Dans ces deux affaires, le Conseil d’Etat a décidé de sursoir à statuer et de poser à la Cour de Luxembourg, la même question préjudicielle : «Le respect de l’obligation de transparence qui découle de l’article 56 TFUE est-il une condition préalable obligatoire à l’extension, par un État membre, à l’ensemble des entreprises d’une branche, d’un accord collectif confiant à un unique opérateur, choisi par les partenaires sociaux, la gestion d’un régime de prévoyance complémentaire obligatoire institué au profit des salariés?»

Une nécessaire publicité

Et la réponse de la Cour de justice est sans ambages.

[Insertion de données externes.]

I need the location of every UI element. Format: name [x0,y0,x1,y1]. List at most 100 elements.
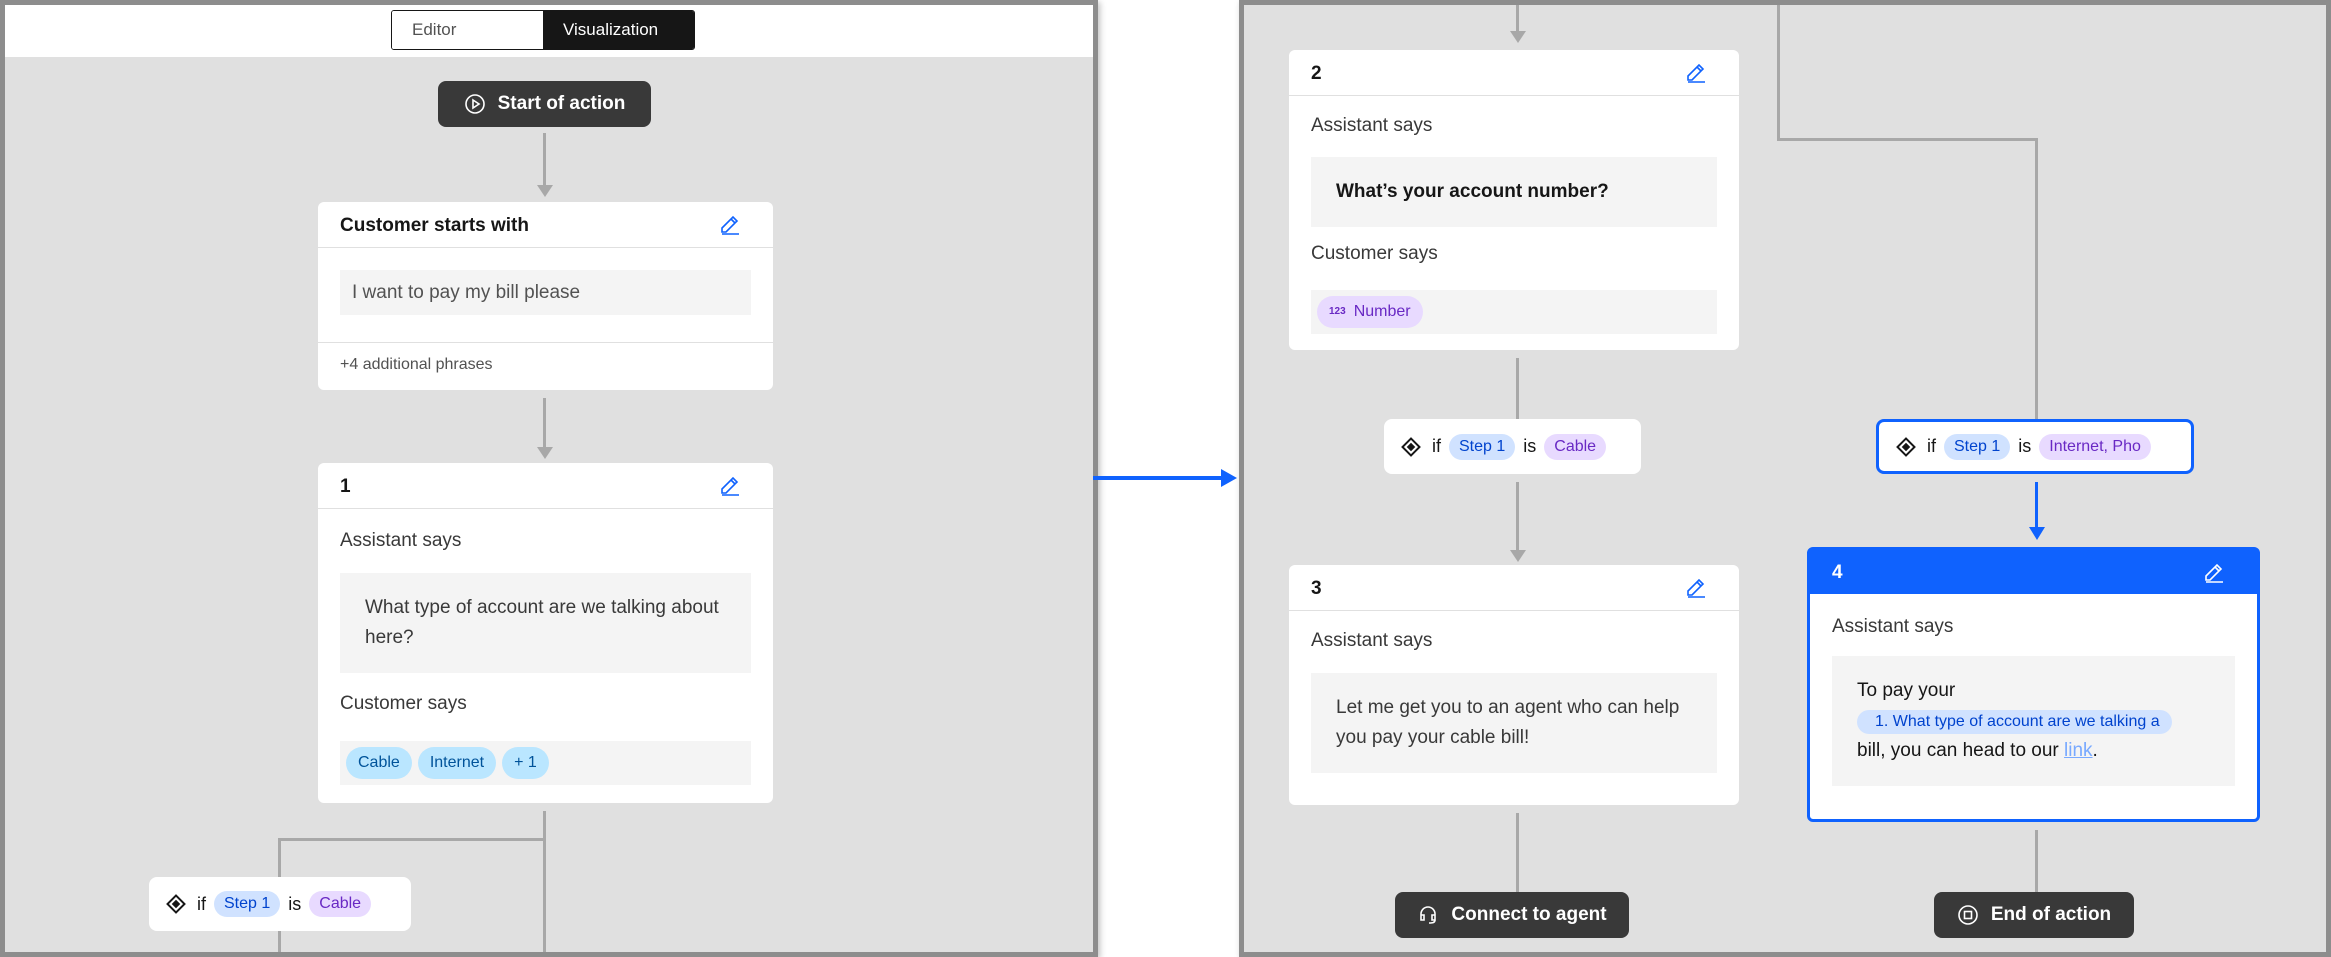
assistant-message: Let me get you to an agent who can help … [1311,673,1717,773]
connector [278,838,546,841]
connector [543,398,546,448]
connector [1777,5,1780,141]
connector [1516,482,1519,552]
connector-active [2035,482,2038,527]
right-visualization-panel: 2 Assistant says What’s your account num… [1239,0,2331,957]
start-of-action-node[interactable]: Start of action [438,81,651,127]
condition-value-tag: Cable [309,891,372,917]
connector [543,133,546,187]
condition-icon [1896,436,1916,457]
is-label: is [2018,436,2032,456]
option-tag[interactable]: + 1 [502,747,549,779]
connector-arrow [537,185,553,197]
transition-arrow-line [1093,476,1223,480]
card-header: Customer starts with [318,202,773,248]
connector-arrow-active [2029,527,2045,540]
if-label: if [1927,436,1936,456]
connect-to-agent-label: Connect to agent [1451,904,1607,925]
edit-icon[interactable] [2203,561,2225,583]
step-variable-tag: Step 1 [214,891,281,917]
customer-options: Cable Internet + 1 [340,741,751,785]
view-toolbar: Editor Visualization [5,5,1093,57]
play-icon [464,94,485,114]
assistant-says-label: Assistant says [1311,115,1433,136]
connect-to-agent-node[interactable]: Connect to agent [1395,892,1629,938]
condition-node-cable[interactable]: if Step 1 is Cable [1384,419,1641,474]
customer-response-type: 123 Number [1311,290,1717,334]
additional-phrases[interactable]: +4 additional phrases [340,356,493,374]
connector-arrow [1510,31,1526,43]
condition-value-tag: Cable [1544,433,1607,460]
connector [543,811,546,952]
number-type-tag: 123 Number [1317,296,1423,328]
message-punctuation: . [2092,740,2098,761]
connector [278,838,281,878]
step-variable-tag: Step 1 [1449,433,1516,460]
card-header: 2 [1289,50,1739,96]
customer-says-label: Customer says [1311,243,1438,264]
step-1-card[interactable]: 1 Assistant says What type of account ar… [318,463,773,803]
step-2-card[interactable]: 2 Assistant says What’s your account num… [1289,50,1739,350]
option-tag: Cable [346,747,412,779]
number-type-label: Number [1353,303,1411,320]
left-visualization-panel: Editor Visualization Start of action Cus… [0,0,1098,957]
step-number: 2 [1311,63,1322,84]
is-label: is [1523,436,1537,456]
connector-arrow [537,447,553,459]
customer-says-label: Customer says [340,693,467,714]
edit-icon[interactable] [719,474,741,496]
connector [1516,358,1519,420]
step-number: 1 [340,476,351,497]
view-toggle: Editor Visualization [391,10,695,50]
transition-arrow-head [1221,469,1237,487]
assistant-says-label: Assistant says [1311,630,1433,651]
card-header: 1 [318,463,773,509]
card-header: 4 [1810,550,2257,594]
message-text: To pay your [1857,680,1956,701]
assistant-message: What’s your account number? [1311,157,1717,227]
variable-tag: 1. What type of account are we talking a [1857,710,2172,734]
edit-icon[interactable] [1685,576,1707,598]
start-of-action-label: Start of action [497,93,626,114]
card-header: 3 [1289,565,1739,611]
if-label: if [197,893,206,914]
connector [1777,138,2038,141]
edit-icon[interactable] [1685,61,1707,83]
divider [318,342,773,343]
step-4-card[interactable]: 4 Assistant says To pay your 1. What typ… [1807,547,2260,822]
number-type-icon: 123 [1329,306,1346,317]
condition-icon [166,894,186,914]
connector [1516,813,1519,893]
end-of-action-node[interactable]: End of action [1934,892,2134,938]
assistant-says-label: Assistant says [340,530,462,551]
connector [2035,830,2038,892]
edit-icon[interactable] [719,213,741,235]
condition-node-internet[interactable]: if Step 1 is Internet, Pho [1876,419,2194,474]
assistant-message: To pay your 1. What type of account are … [1832,656,2235,786]
example-phrase: I want to pay my bill please [340,270,751,315]
connector [278,930,281,952]
condition-icon [1401,436,1421,457]
option-tag: Internet [417,747,497,779]
headset-icon [1420,906,1437,924]
condition-node[interactable]: if Step 1 is Cable [149,877,411,931]
visualization-tab[interactable]: Visualization [543,11,694,49]
if-label: if [1432,436,1441,456]
assistant-says-label: Assistant says [1832,616,1954,637]
step-number: 4 [1832,562,1843,583]
end-of-action-label: End of action [1990,904,2112,925]
editor-tab[interactable]: Editor [392,11,543,49]
step-3-card[interactable]: 3 Assistant says Let me get you to an ag… [1289,565,1739,805]
customer-starts-card[interactable]: Customer starts with I want to pay my bi… [318,202,773,390]
connector-arrow [1510,550,1526,562]
connector [2035,138,2038,420]
card-title: Customer starts with [340,215,529,236]
condition-value-tag: Internet, Pho [2039,433,2151,460]
stop-icon [1958,905,1978,925]
connector [1516,5,1519,31]
step-variable-tag: Step 1 [1944,433,2011,460]
message-text: bill, you can head to our [1857,740,2059,761]
link[interactable]: link [2064,740,2093,761]
is-label: is [288,893,302,914]
step-number: 3 [1311,578,1322,599]
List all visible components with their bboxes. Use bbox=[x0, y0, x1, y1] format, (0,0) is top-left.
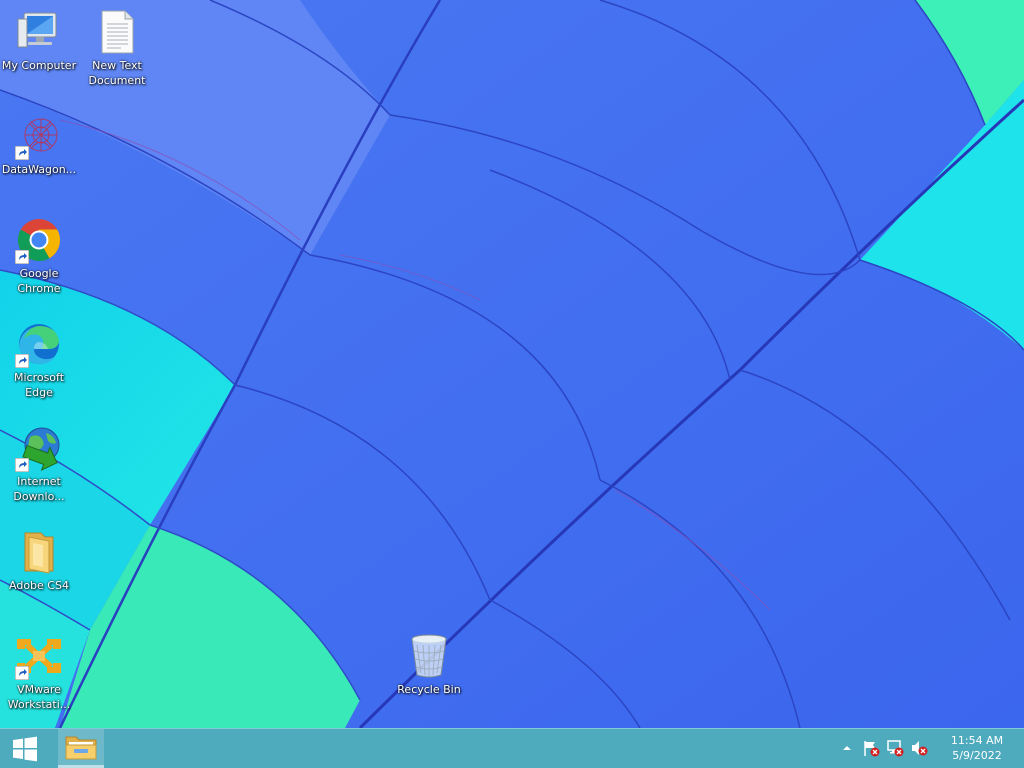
desktop-icon-label: Internet Downlo... bbox=[13, 475, 65, 503]
desktop-icon-recycle-bin[interactable]: Recycle Bin bbox=[390, 632, 468, 697]
shortcut-arrow-icon bbox=[15, 146, 29, 160]
computer-icon bbox=[15, 8, 63, 56]
desktop-icon-label: DataWagon... bbox=[1, 163, 77, 176]
desktop-icon-internet-download-manager[interactable]: Internet Downlo... bbox=[0, 424, 78, 504]
network-disconnected-icon bbox=[887, 740, 904, 757]
internet-download-manager-icon bbox=[15, 424, 63, 472]
chevron-up-icon bbox=[843, 746, 851, 750]
datawagon-icon bbox=[15, 112, 63, 160]
show-hidden-icons-button[interactable] bbox=[838, 739, 856, 757]
desktop[interactable]: My Computer New Text Document DataWagon.… bbox=[0, 0, 1024, 728]
desktop-icon-label: New Text Document bbox=[88, 59, 146, 87]
volume-muted-icon bbox=[912, 741, 928, 756]
desktop-icon-new-text-document[interactable]: New Text Document bbox=[78, 8, 156, 88]
desktop-icon-label: Recycle Bin bbox=[397, 683, 461, 696]
taskbar-clock[interactable]: 11:54 AM 5/9/2022 bbox=[940, 733, 1014, 763]
desktop-icon-label: VMware Workstati... bbox=[7, 683, 71, 711]
desktop-icon-label: Microsoft Edge bbox=[13, 371, 65, 399]
desktop-icon-google-chrome[interactable]: Google Chrome bbox=[0, 216, 78, 296]
clock-date: 5/9/2022 bbox=[952, 749, 1002, 762]
recycle-bin-icon bbox=[405, 632, 453, 680]
desktop-icon-datawagon[interactable]: DataWagon... bbox=[0, 112, 78, 177]
action-center-flag-icon bbox=[864, 741, 880, 757]
action-center-button[interactable] bbox=[862, 739, 880, 757]
desktop-icon-adobe-cs4[interactable]: Adobe CS4 bbox=[0, 528, 78, 593]
desktop-icon-label: Google Chrome bbox=[17, 267, 61, 295]
taskbar-file-explorer-button[interactable] bbox=[58, 729, 104, 768]
shortcut-arrow-icon bbox=[15, 458, 29, 472]
clock-time: 11:54 AM bbox=[950, 734, 1004, 747]
chrome-icon bbox=[15, 216, 63, 264]
volume-button[interactable] bbox=[910, 739, 928, 757]
shortcut-arrow-icon bbox=[15, 250, 29, 264]
text-document-icon bbox=[93, 8, 141, 56]
folder-icon bbox=[15, 528, 63, 576]
start-button[interactable] bbox=[0, 729, 50, 768]
desktop-icon-my-computer[interactable]: My Computer bbox=[0, 8, 78, 73]
desktop-icon-microsoft-edge[interactable]: Microsoft Edge bbox=[0, 320, 78, 400]
edge-icon bbox=[15, 320, 63, 368]
desktop-icon-vmware-workstation[interactable]: VMware Workstati... bbox=[0, 632, 78, 712]
file-explorer-icon bbox=[65, 736, 97, 760]
taskbar: 11:54 AM 5/9/2022 bbox=[0, 728, 1024, 768]
windows-logo-icon bbox=[13, 736, 37, 761]
network-button[interactable] bbox=[886, 739, 904, 757]
vmware-icon bbox=[15, 632, 63, 680]
desktop-icon-label: My Computer bbox=[1, 59, 77, 72]
shortcut-arrow-icon bbox=[15, 666, 29, 680]
desktop-icon-label: Adobe CS4 bbox=[9, 579, 69, 592]
shortcut-arrow-icon bbox=[15, 354, 29, 368]
wallpaper-balloon-fabric bbox=[0, 0, 1024, 728]
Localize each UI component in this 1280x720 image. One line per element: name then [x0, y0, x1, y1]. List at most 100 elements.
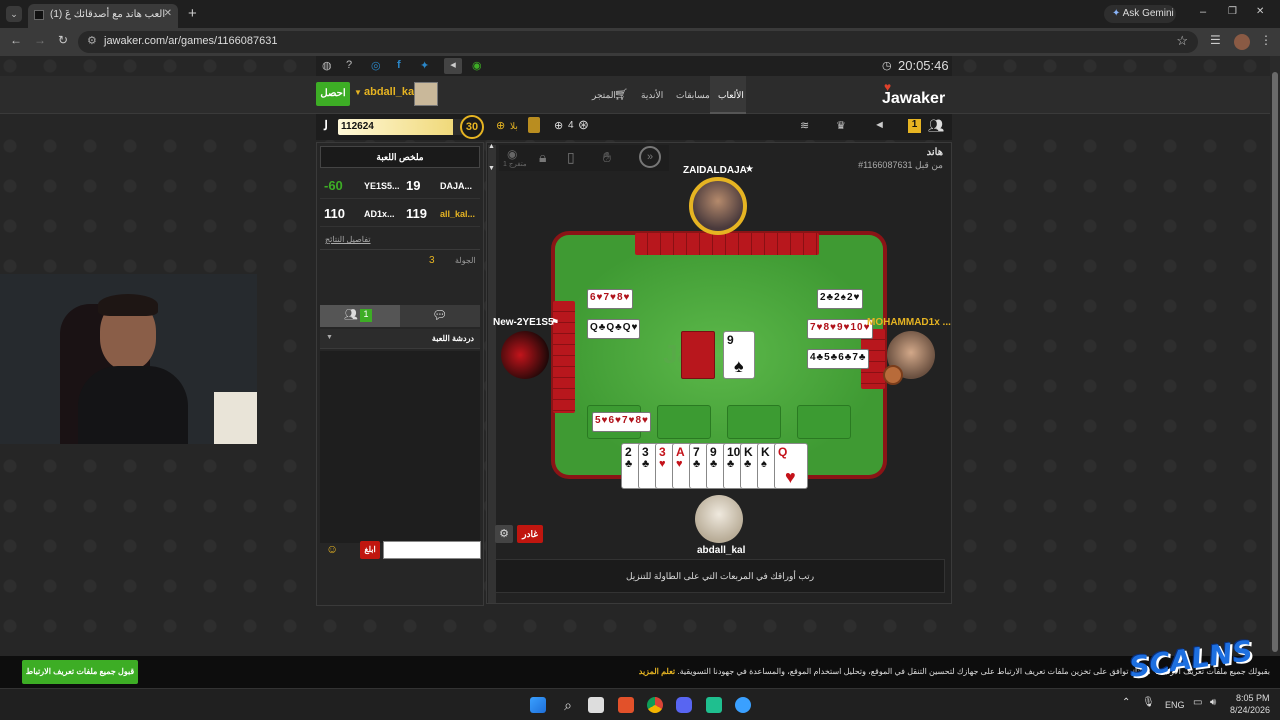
bookmark-star-icon[interactable]: ☆	[1176, 33, 1188, 49]
card-rank: 3	[659, 445, 666, 459]
social-strip: ◍ ? ◎ f ✦ ◂ ◉ ◷ 20:05:46	[316, 56, 952, 76]
top-player-avatar[interactable]	[689, 177, 747, 235]
spectator-count: 1 متفرج	[503, 161, 527, 168]
cookie-learn-more[interactable]: تعلم المزيد	[639, 667, 675, 676]
page-scrollbar[interactable]	[1270, 56, 1280, 656]
skip-forward-icon[interactable]: »	[639, 146, 661, 168]
app-icon-green[interactable]	[706, 697, 722, 713]
meld-slot-4[interactable]	[797, 405, 851, 439]
tab-players[interactable]: 👥︎ 1	[320, 305, 400, 327]
hand-card[interactable]: Q ♥	[774, 443, 808, 489]
nav-tournaments[interactable]: مسابقات	[676, 90, 710, 101]
megaphone-icon[interactable]: ◄	[874, 119, 885, 131]
instagram-icon[interactable]: ◎	[371, 59, 381, 72]
ask-gemini-button[interactable]: ✦ Ask Gemini	[1104, 5, 1176, 23]
add-gems-icon[interactable]: ⊕	[554, 119, 563, 132]
score-title: ملخص اللعبة	[376, 152, 424, 162]
browser-tab-active[interactable]: (1) العب هاند مع أصدقائك عَ ✕	[28, 4, 178, 28]
new-tab-button[interactable]: +	[188, 5, 197, 22]
draw-pile[interactable]	[681, 331, 715, 379]
address-bar[interactable]: ⚙ jawaker.com/ar/games/1166087631 ☆	[78, 31, 1198, 53]
main-navbar: احصل ▼ abdall_kal 🛒︎ المتجر الأندية مساب…	[0, 76, 1280, 114]
minimize-window-button[interactable]: –	[1200, 6, 1206, 18]
sound-icon[interactable]: ◂	[444, 58, 462, 74]
card-rank: 9	[710, 445, 717, 459]
score-details-link[interactable]: تفاصيل النتائج	[325, 235, 371, 244]
scroll-up-icon[interactable]: ▲	[488, 143, 495, 150]
maximize-window-button[interactable]: ❐	[1228, 6, 1237, 17]
trophy-icon[interactable]: ♛	[836, 119, 846, 132]
nav-clubs[interactable]: الأندية	[641, 90, 663, 101]
tab-title: (1) العب هاند مع أصدقائك عَ	[50, 9, 166, 20]
start-menu-icon[interactable]	[530, 697, 546, 713]
network-icon[interactable]: ▭	[1193, 697, 1202, 708]
globe-icon[interactable]: ◍	[322, 59, 332, 72]
friends-icon[interactable]: 👥︎	[928, 118, 945, 134]
emoji-icon[interactable]: ☺	[326, 542, 338, 556]
discard-card[interactable]: 9 ♠	[723, 331, 755, 379]
exit-door-icon[interactable]: ▯	[567, 149, 575, 166]
left-player-name[interactable]: New-2YE1S5	[493, 317, 554, 328]
gesture-icon[interactable]: ✋︎	[603, 149, 611, 166]
browser-menu-icon[interactable]: ⋮	[1260, 33, 1272, 47]
reload-icon[interactable]: ↻	[58, 33, 68, 47]
taskbar-date[interactable]: 8/24/2026	[1230, 705, 1270, 715]
score-header: ملخص اللعبة	[320, 146, 480, 168]
tab-close-icon[interactable]: ✕	[164, 8, 172, 19]
meld-slot-3[interactable]	[727, 405, 781, 439]
notification-badge[interactable]: 1	[908, 119, 921, 133]
help-icon[interactable]: ?	[346, 59, 352, 71]
bottom-player-name[interactable]: abdall_kal	[697, 545, 745, 556]
nav-games-active[interactable]: الألعاب	[710, 76, 746, 114]
discord-icon[interactable]	[676, 697, 692, 713]
store-icon[interactable]	[588, 697, 604, 713]
gamepad-icon[interactable]: ◉	[472, 59, 482, 72]
page-scroll-thumb[interactable]	[1272, 72, 1278, 652]
tab-chat[interactable]: 💬︎	[400, 305, 480, 327]
close-window-button[interactable]: ✕	[1256, 6, 1264, 17]
username-link[interactable]: abdall_kal	[364, 86, 417, 98]
twitter-icon[interactable]: ✦	[420, 59, 429, 72]
language-indicator[interactable]: ENG	[1165, 700, 1185, 710]
round-value: 3	[429, 255, 435, 266]
right-player-name[interactable]: MOHAMMAD1x ...	[867, 317, 951, 328]
settings-button[interactable]: ⚙	[495, 525, 513, 543]
chrome-icon[interactable]	[647, 697, 663, 713]
volume-icon[interactable]: 🔊︎	[1210, 697, 1216, 708]
tab-list-dropdown-icon[interactable]: ⌄	[6, 6, 22, 22]
game-id: #1166087631 من قبل	[858, 160, 943, 170]
tray-chevron-icon[interactable]: ⌃	[1122, 697, 1130, 708]
send-report-button[interactable]: ابلغ	[360, 541, 380, 559]
add-vip-icon[interactable]: ⊕	[496, 119, 505, 132]
media-controls-icon[interactable]: ☰	[1210, 33, 1221, 47]
user-dropdown-icon[interactable]: ▼	[354, 88, 362, 97]
accept-cookies-button[interactable]: قبول جميع ملفات تعريف الارتباط	[22, 660, 138, 684]
url-text: jawaker.com/ar/games/1166087631	[104, 35, 278, 47]
app-icon-blue[interactable]	[735, 697, 751, 713]
profile-avatar[interactable]	[1234, 34, 1250, 50]
taskbar-time[interactable]: 8:05 PM	[1236, 693, 1270, 703]
search-icon[interactable]: ⌕	[560, 697, 576, 713]
bottom-player-avatar[interactable]	[695, 495, 743, 543]
nav-store[interactable]: المتجر	[592, 90, 616, 101]
jawaker-logo[interactable]: ♥ Jawaker	[878, 80, 950, 110]
chat-section-header[interactable]: ▼ دردشة اللعبة	[320, 329, 480, 349]
scroll-down-icon[interactable]: ▼	[488, 165, 495, 172]
mic-icon[interactable]: 🎙︎	[1142, 697, 1155, 708]
facebook-icon[interactable]: f	[397, 59, 401, 71]
forward-arrow-icon[interactable]: →	[34, 33, 46, 47]
top-player-name[interactable]: ZAIDALDAJA	[683, 165, 747, 176]
site-info-icon[interactable]: ⚙	[87, 34, 97, 47]
rss-icon[interactable]: ≋	[800, 119, 809, 132]
left-player-avatar[interactable]	[501, 331, 549, 379]
meld-slot-2[interactable]	[657, 405, 711, 439]
coins-bar[interactable]: 112624	[338, 119, 464, 135]
back-arrow-icon[interactable]: ←	[10, 33, 22, 47]
leave-game-button[interactable]: غادر	[517, 525, 543, 543]
meld-slot-1[interactable]: 5♥6♥7♥8♥	[587, 405, 651, 439]
lock-icon[interactable]: 🔒︎	[539, 149, 546, 166]
brave-icon[interactable]	[618, 697, 634, 713]
get-coins-button[interactable]: احصل	[316, 82, 350, 106]
user-avatar[interactable]	[414, 82, 438, 106]
chat-input[interactable]	[383, 541, 481, 559]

Un tel type d’accord ne peut être étendu, c’est-à-dire rendu obligatoire à toutes les entreprises de la branche professionnelle, « sans que la réglementation nationale prévoie une publicité adéquate permettant à l’autorité publique compétente de tenir pleinement compte des informations soumises, relatives à l’existence d’une offre plus avantageuse ». Ce qui n’était pas le cas à l’époque où le ministère du Travail a étendu les accords de la boulangerie et de l’immobilier. Bref, ces deux extensions sont contraires au droit européen.

Pas d'effet rétroactif

Mais, et ce mais est d’importance, la Cour de Luxembourg, conformément à la demande du gouvernement français, précise que « les effets du présent arrêt ne concernent pas les accords collectifs portant désignation d’un organisme unique pour la gestion d’un régime de prévoyance complémentaire ayant été rendus obligatoires par une autorité publique pour l’ensemble des employeurs et des travailleurs salariés d’une branche d’activité avant la date de prononcé du présent arrêt ». Autant dire que cet arrêt a une portée limitée puisque le Conseil constitutionnel a censuré en juin 2013 le recours aux clauses de désignation. Il pourrait toutefois avoir son importance si jamais le gouvernement souhaitait reprendre la proposition de co-désignation formulée par le rapport Libault.